Es folgten von 2000 bis 2005 diverse Führungsämter im hessischen Landeskriminalamt (HLKA) sowie im Polizeipräsidium Westhessen in Wiesbaden. Hierbei verantwortete er von 2000 bis 2002 die sichere Einführung des Euro in Hessen. 2005 wechselte er als Referent ins Landespolizeipräsidium, bis er 2010 als Polizeivizepräsident nach Frankfurt wechselte.[5]

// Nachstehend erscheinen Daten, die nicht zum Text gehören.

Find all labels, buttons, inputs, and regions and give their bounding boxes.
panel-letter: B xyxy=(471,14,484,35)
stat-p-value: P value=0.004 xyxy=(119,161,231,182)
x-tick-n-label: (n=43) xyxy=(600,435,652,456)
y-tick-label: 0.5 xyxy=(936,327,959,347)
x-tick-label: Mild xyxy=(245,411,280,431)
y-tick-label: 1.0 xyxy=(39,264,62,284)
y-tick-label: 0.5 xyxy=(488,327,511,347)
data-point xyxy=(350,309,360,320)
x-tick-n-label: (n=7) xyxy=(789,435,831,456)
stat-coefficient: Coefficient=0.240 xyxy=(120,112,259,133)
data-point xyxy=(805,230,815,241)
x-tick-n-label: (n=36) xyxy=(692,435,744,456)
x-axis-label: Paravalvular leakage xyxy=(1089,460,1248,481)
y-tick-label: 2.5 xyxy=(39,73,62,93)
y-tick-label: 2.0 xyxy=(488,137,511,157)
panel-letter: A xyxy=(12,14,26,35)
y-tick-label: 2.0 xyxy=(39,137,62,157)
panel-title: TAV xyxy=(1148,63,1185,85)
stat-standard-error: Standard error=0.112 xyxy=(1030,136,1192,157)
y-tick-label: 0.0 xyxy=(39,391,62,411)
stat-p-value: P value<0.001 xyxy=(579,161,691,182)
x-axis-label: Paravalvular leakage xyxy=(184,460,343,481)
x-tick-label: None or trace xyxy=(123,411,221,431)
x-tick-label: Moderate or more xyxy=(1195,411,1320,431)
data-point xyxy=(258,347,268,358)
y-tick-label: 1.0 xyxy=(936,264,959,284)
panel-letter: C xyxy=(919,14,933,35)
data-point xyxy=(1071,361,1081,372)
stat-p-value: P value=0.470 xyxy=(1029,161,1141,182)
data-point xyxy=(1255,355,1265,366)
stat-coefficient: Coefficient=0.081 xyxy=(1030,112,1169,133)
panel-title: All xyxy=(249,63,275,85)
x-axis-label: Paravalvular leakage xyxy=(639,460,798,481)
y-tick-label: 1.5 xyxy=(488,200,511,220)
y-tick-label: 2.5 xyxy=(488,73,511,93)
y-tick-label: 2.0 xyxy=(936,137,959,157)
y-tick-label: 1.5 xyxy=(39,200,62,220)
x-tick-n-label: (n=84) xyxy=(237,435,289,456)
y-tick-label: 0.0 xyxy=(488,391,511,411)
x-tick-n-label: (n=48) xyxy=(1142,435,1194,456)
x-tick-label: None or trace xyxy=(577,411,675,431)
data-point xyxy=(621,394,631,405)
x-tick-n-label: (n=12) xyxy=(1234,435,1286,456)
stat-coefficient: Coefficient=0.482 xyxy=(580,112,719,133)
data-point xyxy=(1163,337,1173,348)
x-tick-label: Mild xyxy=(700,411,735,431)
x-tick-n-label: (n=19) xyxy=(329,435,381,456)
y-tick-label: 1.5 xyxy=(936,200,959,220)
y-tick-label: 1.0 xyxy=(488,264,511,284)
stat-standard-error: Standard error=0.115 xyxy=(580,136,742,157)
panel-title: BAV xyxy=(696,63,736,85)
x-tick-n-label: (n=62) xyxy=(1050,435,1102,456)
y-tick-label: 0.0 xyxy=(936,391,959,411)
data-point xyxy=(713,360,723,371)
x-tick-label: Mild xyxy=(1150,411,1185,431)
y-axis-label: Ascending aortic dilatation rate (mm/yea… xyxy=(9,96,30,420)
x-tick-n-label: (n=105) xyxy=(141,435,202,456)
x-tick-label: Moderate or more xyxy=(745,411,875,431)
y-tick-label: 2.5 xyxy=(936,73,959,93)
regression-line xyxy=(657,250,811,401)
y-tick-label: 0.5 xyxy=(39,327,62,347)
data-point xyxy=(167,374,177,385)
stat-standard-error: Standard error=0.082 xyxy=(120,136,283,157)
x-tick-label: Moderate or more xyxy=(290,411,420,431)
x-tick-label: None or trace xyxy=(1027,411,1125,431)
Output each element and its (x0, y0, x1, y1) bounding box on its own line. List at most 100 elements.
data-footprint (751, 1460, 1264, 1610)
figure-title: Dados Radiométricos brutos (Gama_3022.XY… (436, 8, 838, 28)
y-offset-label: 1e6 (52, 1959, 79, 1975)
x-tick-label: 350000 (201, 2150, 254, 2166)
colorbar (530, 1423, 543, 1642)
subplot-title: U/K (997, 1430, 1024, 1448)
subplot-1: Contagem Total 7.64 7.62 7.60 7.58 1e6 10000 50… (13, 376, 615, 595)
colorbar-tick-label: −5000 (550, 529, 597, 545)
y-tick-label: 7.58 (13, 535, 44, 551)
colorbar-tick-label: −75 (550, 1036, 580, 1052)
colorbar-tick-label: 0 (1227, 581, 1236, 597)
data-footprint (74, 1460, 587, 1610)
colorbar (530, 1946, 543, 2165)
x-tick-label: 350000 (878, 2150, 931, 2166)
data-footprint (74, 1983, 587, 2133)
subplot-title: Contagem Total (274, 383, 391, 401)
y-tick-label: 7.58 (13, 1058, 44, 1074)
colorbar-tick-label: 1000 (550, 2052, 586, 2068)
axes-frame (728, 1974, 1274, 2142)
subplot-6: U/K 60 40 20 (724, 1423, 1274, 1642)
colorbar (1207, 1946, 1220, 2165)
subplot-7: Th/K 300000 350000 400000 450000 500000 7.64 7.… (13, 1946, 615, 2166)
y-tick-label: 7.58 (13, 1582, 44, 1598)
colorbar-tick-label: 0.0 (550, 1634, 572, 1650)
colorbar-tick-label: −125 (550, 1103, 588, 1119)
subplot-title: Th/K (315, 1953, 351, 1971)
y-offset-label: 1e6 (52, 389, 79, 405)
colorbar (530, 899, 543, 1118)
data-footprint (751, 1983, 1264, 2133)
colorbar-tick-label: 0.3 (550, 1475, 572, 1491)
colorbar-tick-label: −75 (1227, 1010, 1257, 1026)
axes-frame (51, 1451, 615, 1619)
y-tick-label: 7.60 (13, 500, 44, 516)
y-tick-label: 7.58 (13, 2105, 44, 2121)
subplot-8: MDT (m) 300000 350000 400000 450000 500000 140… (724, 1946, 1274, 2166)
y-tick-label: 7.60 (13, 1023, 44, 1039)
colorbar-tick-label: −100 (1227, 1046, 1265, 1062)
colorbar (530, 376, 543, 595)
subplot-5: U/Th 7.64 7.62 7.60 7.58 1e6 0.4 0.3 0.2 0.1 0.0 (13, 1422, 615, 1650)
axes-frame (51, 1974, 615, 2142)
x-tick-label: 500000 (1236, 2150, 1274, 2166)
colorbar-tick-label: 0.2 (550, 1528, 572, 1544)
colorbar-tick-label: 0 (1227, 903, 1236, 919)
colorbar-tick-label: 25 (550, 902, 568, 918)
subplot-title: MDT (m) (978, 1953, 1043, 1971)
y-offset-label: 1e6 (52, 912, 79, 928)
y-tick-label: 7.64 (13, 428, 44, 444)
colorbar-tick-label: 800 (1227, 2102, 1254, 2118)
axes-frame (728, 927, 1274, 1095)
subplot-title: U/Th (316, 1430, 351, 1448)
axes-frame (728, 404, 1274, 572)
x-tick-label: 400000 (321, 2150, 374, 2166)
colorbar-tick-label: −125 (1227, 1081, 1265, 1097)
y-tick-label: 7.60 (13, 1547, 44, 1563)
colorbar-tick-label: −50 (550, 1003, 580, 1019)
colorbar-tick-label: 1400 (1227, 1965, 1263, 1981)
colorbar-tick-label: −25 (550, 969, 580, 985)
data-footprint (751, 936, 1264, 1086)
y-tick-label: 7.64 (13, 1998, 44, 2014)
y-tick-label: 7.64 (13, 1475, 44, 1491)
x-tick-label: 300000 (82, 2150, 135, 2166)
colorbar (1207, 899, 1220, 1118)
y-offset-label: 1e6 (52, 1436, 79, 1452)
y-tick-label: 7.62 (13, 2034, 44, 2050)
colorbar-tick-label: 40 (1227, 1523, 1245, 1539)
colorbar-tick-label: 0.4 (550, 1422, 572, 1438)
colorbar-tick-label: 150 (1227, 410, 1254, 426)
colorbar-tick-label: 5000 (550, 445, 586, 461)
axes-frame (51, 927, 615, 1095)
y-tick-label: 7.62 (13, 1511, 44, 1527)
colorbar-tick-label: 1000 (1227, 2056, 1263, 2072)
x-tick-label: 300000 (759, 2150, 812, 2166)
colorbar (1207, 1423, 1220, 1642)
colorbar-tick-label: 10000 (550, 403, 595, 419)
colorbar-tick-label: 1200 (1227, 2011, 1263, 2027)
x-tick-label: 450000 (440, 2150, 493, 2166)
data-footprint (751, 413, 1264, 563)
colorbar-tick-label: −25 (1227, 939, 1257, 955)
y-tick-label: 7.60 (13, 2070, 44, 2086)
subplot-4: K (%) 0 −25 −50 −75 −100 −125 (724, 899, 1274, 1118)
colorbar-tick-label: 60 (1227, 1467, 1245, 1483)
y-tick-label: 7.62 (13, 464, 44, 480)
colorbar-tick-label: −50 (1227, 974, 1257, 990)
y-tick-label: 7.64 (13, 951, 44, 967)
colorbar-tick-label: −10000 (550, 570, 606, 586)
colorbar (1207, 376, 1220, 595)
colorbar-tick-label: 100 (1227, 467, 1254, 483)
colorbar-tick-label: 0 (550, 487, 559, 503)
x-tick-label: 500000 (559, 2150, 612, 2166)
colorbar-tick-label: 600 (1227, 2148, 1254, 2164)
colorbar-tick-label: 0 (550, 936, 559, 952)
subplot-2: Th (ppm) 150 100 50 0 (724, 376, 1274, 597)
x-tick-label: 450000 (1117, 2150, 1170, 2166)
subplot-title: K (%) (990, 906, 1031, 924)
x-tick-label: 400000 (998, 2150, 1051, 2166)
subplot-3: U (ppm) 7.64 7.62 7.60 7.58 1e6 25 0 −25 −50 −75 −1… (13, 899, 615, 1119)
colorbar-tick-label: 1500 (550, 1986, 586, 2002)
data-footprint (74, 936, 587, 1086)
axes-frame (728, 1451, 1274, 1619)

Polizeipräsident der Stadt Frankfurt

2014 wurde er als Polizeipräsident der Stadt Frankfurt ernannt.[6] In seine Amtszeit als oberster Frankfurter Polizist fallen polizeiliche Großlagen wie die Eröffnung der Europäischen Zentralbank im Jahr 2015[7] oder die Bombenentschärfung im Frankfurter Westend mit der Evakuierung von rund 60.000 Menschen 2017.[8] Innerorganisatorisch trieb er die Weiterentwicklung des Polizeipräsidiums zu einer effizienten und zukunftsfähigen Polizei voran. Hierzu wurden u. a. acht kleine Reviere zu vier modernen Schwerpunktrevieren verschmolzen[9][10], zusammen mit der Staatsanwaltschaft Frankfurt und der Stadt Frankfurt vier Häuser des Jugendrechts im gesamten Stadtgebiet errichtet[11][12] und für die besonderen Herausforderungen des Bahnhofsviertels wurde eine eigene Dienststelle, die „Regionale Einsatz- und Ermittlungseinheit“, gegründet.[13] Auch wurde in seiner Amtszeit das Konzept des „Schutzmannes vor Ort“ eingeführt – als Bindeglied zwischen Polizei und Bevölkerung.[14]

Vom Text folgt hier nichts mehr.